Depletion of the Kristin HPHT field (911 bar, 172º C / 13,213 psi, 342º F) is occurring, challenging the drilling of future increased recovery wells. The main concern is uncertainty of the reservoir pressures in development areas of the producing intervals. Initially, the operational window range for the bottomhole pressure (BHP) varied from a pore pressure of 1.97 SG to a fracture pressure of 2.14–2.16 SG. With depletion, the difference has become narrower since fracture pressure is decreasing.
This paper describes the need to implement managed pressure drilling (MPD) techniques in the Kristin field to overcome the problems related to a narrow drilling window. MPD is a technique that allows the use of lower-density drilling fluid, minimizing the overbalance pressure. Thus, BHP can be easily controlled and changed by applying surface-back pressure using a closed and pressurized circulation system and an automated choke. Circulating and static BHP can be increased rapidly, by applying back pressure at surface, if a higher than expected reservoir pressure is encountered. Conversely, BHP can rapidly be reduced, by reducing surface back pressure, should losses be seen down hole.
The paper will discuss the use of a drilling fluid with a density giving a hydrostatic pressure lower than the original pore pressure to facilitate drilling operations and allow better control of the BHP for drilling future wells in the Kristin Field.

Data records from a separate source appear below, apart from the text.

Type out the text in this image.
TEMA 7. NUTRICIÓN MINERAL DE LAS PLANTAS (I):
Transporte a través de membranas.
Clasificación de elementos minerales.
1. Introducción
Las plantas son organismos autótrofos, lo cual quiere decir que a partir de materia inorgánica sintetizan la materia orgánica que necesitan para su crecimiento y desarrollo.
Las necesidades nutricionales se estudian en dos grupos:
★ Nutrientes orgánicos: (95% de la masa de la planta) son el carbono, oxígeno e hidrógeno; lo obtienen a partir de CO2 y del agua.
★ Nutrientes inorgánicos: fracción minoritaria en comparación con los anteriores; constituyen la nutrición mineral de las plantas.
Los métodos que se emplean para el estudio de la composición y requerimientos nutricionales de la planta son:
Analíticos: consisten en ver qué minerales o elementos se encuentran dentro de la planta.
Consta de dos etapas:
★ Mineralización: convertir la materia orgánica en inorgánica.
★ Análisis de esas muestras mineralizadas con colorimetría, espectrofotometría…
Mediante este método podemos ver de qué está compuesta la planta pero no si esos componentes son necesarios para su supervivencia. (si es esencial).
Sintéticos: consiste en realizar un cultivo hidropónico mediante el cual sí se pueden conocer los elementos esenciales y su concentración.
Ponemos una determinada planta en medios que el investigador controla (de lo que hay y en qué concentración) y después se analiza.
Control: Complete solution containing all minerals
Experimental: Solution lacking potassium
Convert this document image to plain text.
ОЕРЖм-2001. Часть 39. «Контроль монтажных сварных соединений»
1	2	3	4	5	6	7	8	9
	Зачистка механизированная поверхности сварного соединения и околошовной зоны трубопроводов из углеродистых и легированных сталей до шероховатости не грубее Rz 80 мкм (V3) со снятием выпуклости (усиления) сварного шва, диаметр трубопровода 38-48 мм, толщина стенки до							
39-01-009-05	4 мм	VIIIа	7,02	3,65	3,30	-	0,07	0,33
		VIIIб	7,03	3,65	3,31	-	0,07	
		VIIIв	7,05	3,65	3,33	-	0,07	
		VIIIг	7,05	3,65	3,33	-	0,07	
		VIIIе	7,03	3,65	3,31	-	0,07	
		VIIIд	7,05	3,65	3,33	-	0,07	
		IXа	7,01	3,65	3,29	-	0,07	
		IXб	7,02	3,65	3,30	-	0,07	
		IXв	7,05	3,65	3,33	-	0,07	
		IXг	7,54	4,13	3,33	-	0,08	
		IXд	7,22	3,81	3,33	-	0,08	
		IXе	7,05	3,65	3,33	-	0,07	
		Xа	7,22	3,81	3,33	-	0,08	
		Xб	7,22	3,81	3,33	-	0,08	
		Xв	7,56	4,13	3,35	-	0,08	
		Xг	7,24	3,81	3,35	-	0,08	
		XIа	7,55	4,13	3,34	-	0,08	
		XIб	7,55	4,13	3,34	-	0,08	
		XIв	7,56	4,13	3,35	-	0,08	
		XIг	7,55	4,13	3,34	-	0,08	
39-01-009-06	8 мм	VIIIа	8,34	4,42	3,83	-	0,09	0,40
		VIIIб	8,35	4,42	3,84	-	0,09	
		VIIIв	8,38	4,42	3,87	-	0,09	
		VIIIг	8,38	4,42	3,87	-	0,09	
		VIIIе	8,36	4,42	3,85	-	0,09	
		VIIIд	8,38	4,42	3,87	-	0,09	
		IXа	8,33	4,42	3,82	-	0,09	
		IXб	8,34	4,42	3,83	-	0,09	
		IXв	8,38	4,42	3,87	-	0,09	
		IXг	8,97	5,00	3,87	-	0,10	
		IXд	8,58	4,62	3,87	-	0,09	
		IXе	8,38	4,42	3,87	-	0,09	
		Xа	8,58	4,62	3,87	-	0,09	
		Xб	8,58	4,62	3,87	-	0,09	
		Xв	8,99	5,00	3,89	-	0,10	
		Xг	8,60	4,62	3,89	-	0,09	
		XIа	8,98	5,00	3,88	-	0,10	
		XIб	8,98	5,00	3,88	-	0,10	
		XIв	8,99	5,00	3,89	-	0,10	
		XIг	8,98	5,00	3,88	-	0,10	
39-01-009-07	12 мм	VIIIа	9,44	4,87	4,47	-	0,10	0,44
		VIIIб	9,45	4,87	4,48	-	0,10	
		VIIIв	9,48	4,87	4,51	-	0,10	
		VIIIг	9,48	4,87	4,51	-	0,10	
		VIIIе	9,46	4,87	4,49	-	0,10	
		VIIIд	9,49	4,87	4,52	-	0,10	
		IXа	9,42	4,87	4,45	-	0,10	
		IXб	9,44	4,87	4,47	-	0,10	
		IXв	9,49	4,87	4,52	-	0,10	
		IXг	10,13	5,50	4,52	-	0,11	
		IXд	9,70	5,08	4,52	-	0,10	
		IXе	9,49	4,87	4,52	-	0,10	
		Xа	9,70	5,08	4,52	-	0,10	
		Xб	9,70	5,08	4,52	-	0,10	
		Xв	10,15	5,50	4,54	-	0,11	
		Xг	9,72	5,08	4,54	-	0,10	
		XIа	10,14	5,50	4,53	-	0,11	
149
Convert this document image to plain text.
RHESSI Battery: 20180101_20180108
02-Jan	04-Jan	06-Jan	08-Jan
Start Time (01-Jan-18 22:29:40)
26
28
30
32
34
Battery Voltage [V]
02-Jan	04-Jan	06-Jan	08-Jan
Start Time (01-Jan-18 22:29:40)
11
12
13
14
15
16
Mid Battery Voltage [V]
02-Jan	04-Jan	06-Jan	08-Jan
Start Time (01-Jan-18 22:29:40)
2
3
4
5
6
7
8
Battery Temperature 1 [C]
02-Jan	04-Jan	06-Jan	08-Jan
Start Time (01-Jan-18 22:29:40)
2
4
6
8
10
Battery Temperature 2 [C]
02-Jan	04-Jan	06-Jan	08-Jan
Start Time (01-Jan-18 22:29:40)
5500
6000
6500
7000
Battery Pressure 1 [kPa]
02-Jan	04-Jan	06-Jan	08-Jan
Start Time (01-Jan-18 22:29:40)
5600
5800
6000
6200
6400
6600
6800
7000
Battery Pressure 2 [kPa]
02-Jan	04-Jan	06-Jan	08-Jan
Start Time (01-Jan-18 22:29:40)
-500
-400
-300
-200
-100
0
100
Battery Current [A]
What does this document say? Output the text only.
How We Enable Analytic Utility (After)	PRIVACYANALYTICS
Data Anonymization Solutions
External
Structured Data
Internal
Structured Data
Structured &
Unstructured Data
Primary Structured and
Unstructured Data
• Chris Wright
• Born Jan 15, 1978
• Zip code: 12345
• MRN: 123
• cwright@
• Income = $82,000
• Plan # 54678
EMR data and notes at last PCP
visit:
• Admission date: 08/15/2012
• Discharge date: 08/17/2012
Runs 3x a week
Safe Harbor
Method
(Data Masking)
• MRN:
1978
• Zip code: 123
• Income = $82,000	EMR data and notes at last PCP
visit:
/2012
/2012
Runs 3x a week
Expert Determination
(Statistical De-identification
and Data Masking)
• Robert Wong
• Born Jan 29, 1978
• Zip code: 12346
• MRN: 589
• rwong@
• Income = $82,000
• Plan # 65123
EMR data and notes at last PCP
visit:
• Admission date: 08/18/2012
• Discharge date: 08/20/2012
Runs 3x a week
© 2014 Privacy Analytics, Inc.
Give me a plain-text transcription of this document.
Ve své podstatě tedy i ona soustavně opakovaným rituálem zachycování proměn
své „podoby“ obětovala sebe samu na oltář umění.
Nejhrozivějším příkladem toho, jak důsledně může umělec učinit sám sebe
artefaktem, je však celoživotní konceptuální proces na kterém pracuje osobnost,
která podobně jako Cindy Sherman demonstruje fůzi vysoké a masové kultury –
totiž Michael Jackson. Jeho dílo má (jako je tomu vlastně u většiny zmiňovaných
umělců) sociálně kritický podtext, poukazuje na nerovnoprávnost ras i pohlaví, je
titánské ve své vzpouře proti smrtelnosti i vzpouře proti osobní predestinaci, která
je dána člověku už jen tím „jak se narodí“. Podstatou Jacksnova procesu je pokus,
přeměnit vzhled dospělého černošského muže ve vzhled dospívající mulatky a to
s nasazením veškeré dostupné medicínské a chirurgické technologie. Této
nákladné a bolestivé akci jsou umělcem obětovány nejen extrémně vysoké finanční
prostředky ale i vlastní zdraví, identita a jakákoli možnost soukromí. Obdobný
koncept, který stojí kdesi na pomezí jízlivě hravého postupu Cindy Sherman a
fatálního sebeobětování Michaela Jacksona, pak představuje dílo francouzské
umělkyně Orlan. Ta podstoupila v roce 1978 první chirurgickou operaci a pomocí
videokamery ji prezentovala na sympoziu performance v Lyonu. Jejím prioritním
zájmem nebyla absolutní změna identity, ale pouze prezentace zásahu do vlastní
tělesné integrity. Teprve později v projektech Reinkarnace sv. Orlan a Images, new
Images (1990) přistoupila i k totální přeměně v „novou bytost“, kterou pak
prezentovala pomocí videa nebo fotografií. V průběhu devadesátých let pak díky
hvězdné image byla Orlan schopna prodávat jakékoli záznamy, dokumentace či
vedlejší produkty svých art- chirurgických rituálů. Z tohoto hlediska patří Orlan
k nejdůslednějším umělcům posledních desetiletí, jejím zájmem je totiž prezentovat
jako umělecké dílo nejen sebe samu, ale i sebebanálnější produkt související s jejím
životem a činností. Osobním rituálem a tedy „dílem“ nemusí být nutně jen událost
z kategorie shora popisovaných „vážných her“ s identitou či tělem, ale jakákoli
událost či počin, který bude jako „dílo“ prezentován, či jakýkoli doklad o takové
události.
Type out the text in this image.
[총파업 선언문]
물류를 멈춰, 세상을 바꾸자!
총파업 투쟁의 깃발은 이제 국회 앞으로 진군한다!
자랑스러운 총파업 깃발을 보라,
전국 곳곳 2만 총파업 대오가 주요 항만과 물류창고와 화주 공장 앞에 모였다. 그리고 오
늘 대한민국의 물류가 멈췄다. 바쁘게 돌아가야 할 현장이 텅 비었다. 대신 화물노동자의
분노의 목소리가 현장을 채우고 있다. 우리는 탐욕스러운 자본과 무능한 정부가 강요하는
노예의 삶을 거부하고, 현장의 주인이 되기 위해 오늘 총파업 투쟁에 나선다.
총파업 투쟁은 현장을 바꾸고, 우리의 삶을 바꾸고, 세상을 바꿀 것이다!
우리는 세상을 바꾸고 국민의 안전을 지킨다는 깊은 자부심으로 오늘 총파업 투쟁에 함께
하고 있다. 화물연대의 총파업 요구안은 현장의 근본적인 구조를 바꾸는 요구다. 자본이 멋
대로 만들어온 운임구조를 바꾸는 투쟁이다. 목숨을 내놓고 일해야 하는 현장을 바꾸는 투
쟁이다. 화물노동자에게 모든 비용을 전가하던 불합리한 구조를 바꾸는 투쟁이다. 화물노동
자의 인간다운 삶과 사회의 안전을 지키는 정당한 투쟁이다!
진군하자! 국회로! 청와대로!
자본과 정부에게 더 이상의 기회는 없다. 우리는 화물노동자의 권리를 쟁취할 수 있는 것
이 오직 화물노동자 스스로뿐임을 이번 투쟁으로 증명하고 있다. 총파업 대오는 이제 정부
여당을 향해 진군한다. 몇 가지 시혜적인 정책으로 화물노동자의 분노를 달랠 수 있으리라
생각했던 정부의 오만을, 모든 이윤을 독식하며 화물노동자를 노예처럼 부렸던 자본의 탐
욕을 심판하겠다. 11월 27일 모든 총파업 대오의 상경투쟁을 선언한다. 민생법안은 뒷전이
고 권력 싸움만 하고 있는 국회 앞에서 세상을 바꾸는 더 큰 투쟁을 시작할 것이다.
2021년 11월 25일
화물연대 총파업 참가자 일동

The Kristin development wells may be the first wells globally to use MPD techniques in a harsh weather offshore environment on a floating drilling installation. The paper will also discuss some of the new equipment which has been designed to allow the implementation of MPD techniques in a harsh weather offshore environment from a semi submersible rig.
Introduction
The initial drilling program for Kristin is finished with 11 wells drilled and completed. Due to the high initial reservoir pressure, the pore pressure declines rapidly with production. Looking ahead at the possible need to drill increased recovery wells, several challenges to drilling were identified as a result of depletion, particularly with respect to the conventional requirement of keeping the BHP during drilling above the original pore pressure. MPD allows the safe use of lower mud weights much closer to the conventional drilling window limits, but in order to implement such drilling techniques on a floating drilling installation in the harsh weather environment of the Norwegian Sea, several issues had to be addressed.
The equipment utilized to date for MPD from floaters is not suitable for use on a HPHT well with Norwegian Sea types of weather conditions. Some new rig-up methods had to be developed which are described in this paper (Santos et al, 2003 & Lage et al, 2005). To ensure successful implementation of totally new technology, a step by step approach is outlined (William, 2003). Finally in the last section the methods that can be used with the MPD system are described and it is shown how the drilling of further wells can be safely achieved with ongoing depletion.